Hirshberg makes the case that Stonyfield has acted as a benevolent giant. It only buys milk from real family farms that regularly give cows access to pasture — not the industrial-organic confinement operations called out by the Cornucopia Institute, that great documenter of corporate attempts to hijack organic.

And the price Stonyfield pays the farmer-owned cooperative Organic Valley — through which it sources milk for its yogurt — has risen 34 percent in the last four years. (According to Maltby, farmers themselves have seen only a 20 percent increase). Hirshberg seems to realize the hike has not been enough of a raise to cover farmers’ rising costs, but he points to an important mitigating factor:

[T]here has been an explosion of low-priced, competitive, private-label organic yogurts supplied by producers of non-family-farm milk, creating intense downward price pressure in the market.
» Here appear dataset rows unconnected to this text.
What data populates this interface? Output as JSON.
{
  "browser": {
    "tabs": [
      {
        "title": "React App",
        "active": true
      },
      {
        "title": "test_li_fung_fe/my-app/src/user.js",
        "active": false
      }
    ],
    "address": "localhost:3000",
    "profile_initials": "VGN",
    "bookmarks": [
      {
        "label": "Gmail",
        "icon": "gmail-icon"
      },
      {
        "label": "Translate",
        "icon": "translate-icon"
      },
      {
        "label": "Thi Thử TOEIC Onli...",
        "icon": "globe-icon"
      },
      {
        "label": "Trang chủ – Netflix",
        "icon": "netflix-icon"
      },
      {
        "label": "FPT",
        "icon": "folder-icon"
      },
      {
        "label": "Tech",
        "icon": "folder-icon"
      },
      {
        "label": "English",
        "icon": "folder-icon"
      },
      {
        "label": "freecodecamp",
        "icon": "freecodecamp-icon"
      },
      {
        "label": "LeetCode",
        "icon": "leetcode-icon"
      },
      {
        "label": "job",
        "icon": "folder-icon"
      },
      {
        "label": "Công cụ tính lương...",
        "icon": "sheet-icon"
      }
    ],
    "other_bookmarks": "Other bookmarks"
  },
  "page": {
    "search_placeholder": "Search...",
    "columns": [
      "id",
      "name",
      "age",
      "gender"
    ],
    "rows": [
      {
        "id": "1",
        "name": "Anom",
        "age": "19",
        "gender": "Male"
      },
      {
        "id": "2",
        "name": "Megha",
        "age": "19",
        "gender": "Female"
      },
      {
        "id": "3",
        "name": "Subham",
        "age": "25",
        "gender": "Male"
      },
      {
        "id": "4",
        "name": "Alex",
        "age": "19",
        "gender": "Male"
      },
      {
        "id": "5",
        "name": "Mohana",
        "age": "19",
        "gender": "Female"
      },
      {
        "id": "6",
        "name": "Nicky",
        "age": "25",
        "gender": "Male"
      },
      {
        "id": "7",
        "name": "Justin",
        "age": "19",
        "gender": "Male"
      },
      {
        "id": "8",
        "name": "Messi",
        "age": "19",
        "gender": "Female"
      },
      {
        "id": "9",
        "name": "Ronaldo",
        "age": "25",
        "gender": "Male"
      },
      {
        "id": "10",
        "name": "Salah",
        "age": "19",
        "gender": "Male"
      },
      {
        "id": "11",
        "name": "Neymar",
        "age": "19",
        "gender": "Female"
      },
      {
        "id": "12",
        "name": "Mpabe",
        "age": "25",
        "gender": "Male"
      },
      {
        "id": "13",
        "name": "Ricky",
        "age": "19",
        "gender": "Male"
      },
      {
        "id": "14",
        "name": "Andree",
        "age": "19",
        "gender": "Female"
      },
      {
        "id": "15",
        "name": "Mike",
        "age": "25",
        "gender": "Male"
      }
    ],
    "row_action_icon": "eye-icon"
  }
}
Hirshberg is right on this score. Stonyfield is competing with private-label “organic” yogurts that source milk from mega-dairies that confine their cows, feed them organic corn, and mock the “access to pasture” stipulation of USDA organic code. The USDA’s efforts to rein in these fake-organic dairies has been feeble at best; what few actions it has taken came only after well-documented hell-raising by the Cornucopia Institute.

However, Stonyfield also licenses its name to HP Hood, a large dairy processor based in New England. Under the Stonyfield name, HP Hood markets organic fresh milk in the Northeast. Hirshberg says nothing about the price HP Hood pays to organic farmers; Maltby charges that pay hikes in response to higher production costs have been paltry.
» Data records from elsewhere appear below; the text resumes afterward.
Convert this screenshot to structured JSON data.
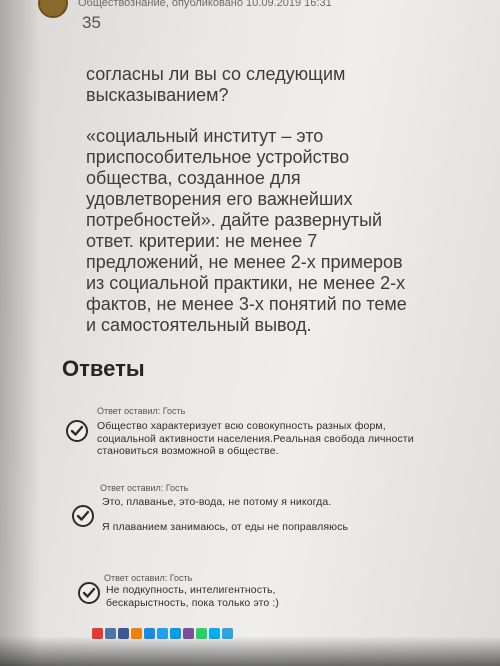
{
  "question": {
    "meta": "Обществознание, опубликовано 10.09.2019 16:31",
    "points": "35",
    "paragraphs": [
      "согласны ли вы со следующим высказыванием?",
      "«социальный институт – это приспособительное устройство общества, созданное для удовлетворения его важнейших потребностей». дайте развернутый ответ. критерии: не менее 7 предложений, не менее 2-х примеров из социальной практики, не менее 2-х фактов, не менее 3-х понятий по теме и самостоятельный вывод."
    ]
  },
  "answers_title": "Ответы",
  "answers": [
    {
      "author": "Ответ оставил: Гость",
      "paragraphs": [
        "Общество характеризует всю совокупность разных форм, социальной активности населения.Реальная свобода личности становиться возможной в обществе."
      ]
    },
    {
      "author": "Ответ оставил: Гость",
      "paragraphs": [
        "Это, плаванье, это-вода, не потому я никогда.",
        "Я плаванием занимаюсь, от еды не поправляюсь"
      ]
    },
    {
      "author": "Ответ оставил: Гость",
      "paragraphs": [
        "Не подкупность, интелигентность, бескарыстность, пока только это :)"
      ]
    }
  ],
  "share_icons": [
    {
      "name": "yandex-icon",
      "color": "#e53935"
    },
    {
      "name": "vk-icon",
      "color": "#4a76a8"
    },
    {
      "name": "facebook-icon",
      "color": "#3b5998"
    },
    {
      "name": "odnoklassniki-icon",
      "color": "#ee8208"
    },
    {
      "name": "mailru-icon",
      "color": "#168de2"
    },
    {
      "name": "twitter-icon",
      "color": "#1da1f2"
    },
    {
      "name": "livejournal-icon",
      "color": "#00a0e8"
    },
    {
      "name": "viber-icon",
      "color": "#7b519d"
    },
    {
      "name": "whatsapp-icon",
      "color": "#25d366"
    },
    {
      "name": "skype-icon",
      "color": "#00aff0"
    },
    {
      "name": "telegram-icon",
      "color": "#2ca5e0"
    }
  ]
}
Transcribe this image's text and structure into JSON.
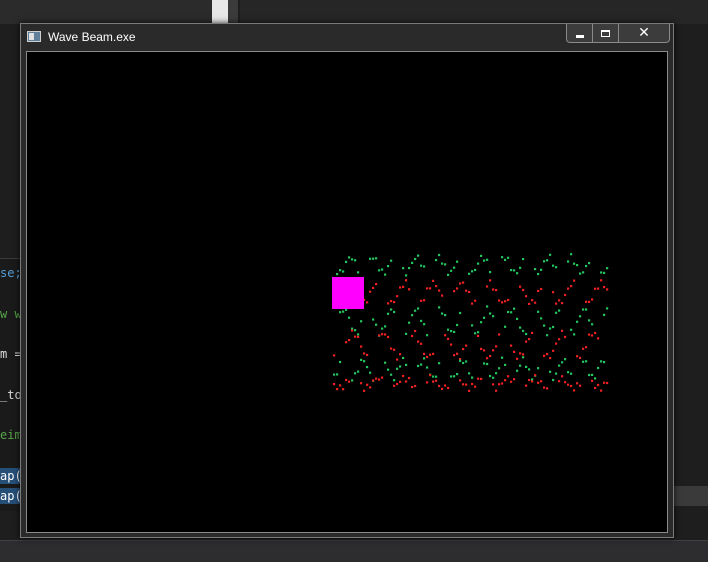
{
  "window": {
    "title": "Wave Beam.exe",
    "close_glyph": "✕"
  },
  "ide": {
    "code_lines": [
      {
        "text": "se;",
        "color": "#569cd6",
        "selected": false
      },
      {
        "text": "w w",
        "color": "#57a64a",
        "selected": false
      },
      {
        "text": "m =",
        "color": "#dcdcdc",
        "selected": false
      },
      {
        "text": "_to",
        "color": "#dcdcdc",
        "selected": false
      },
      {
        "text": "eim",
        "color": "#57a64a",
        "selected": false
      },
      {
        "text": "ap(",
        "color": "#ffffff",
        "selected": true
      },
      {
        "text": "ap(",
        "color": "#ffffff",
        "selected": true
      }
    ]
  },
  "game": {
    "background": "#000000",
    "player": {
      "label": "player-block",
      "color": "#ff00ff"
    },
    "beam": {
      "colors": [
        "#22c55e",
        "#ef2020"
      ]
    }
  },
  "icons": [
    "app-icon",
    "minimize-icon",
    "maximize-icon",
    "close-icon"
  ]
}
Hirshberg and Maltby both paint a picture of an industry under pressure — squeezed by high input costs and ruthless competition from corporate farms.

Each makes an appeal for protecting his own interests. “Stonyfield Farm’s mission is to drive consumer support for organic family farmers while proving it is profitable to be an organic processor,” Hirshberg declares.

Maltby counters that the profitability of organic processors can’t come at the expense of the farmers that supply them. Farmers face precarious finances; they don’t have “the deep pockets of Dean Foods, HP Hood, or Danone,” Maltby writes. He points out that several New England dairy farmers have already switched back to conventional production, because the cost-price conditions are actually more favorable.

I stand with Maltby. Stonyfield’s marketing literature brims with allusions to happy farmers and happy cows. Consumers should pressure the company to pay more to farmers — a multinational giant like Danone can handle a period of low profitability more easily than farmers can.

And if Stonyfield and other large organic-milk buyers won’t budge, farmers should seriously consider the advice of Bobolink Dairy’s Jonathan White, mentioned above: exit the commodity market altogether, and begin selling cheese directly to consumers.

But consumers want access to both family-farmed milk and cheese, so let’s hope Stonyfield and other big buyers budge.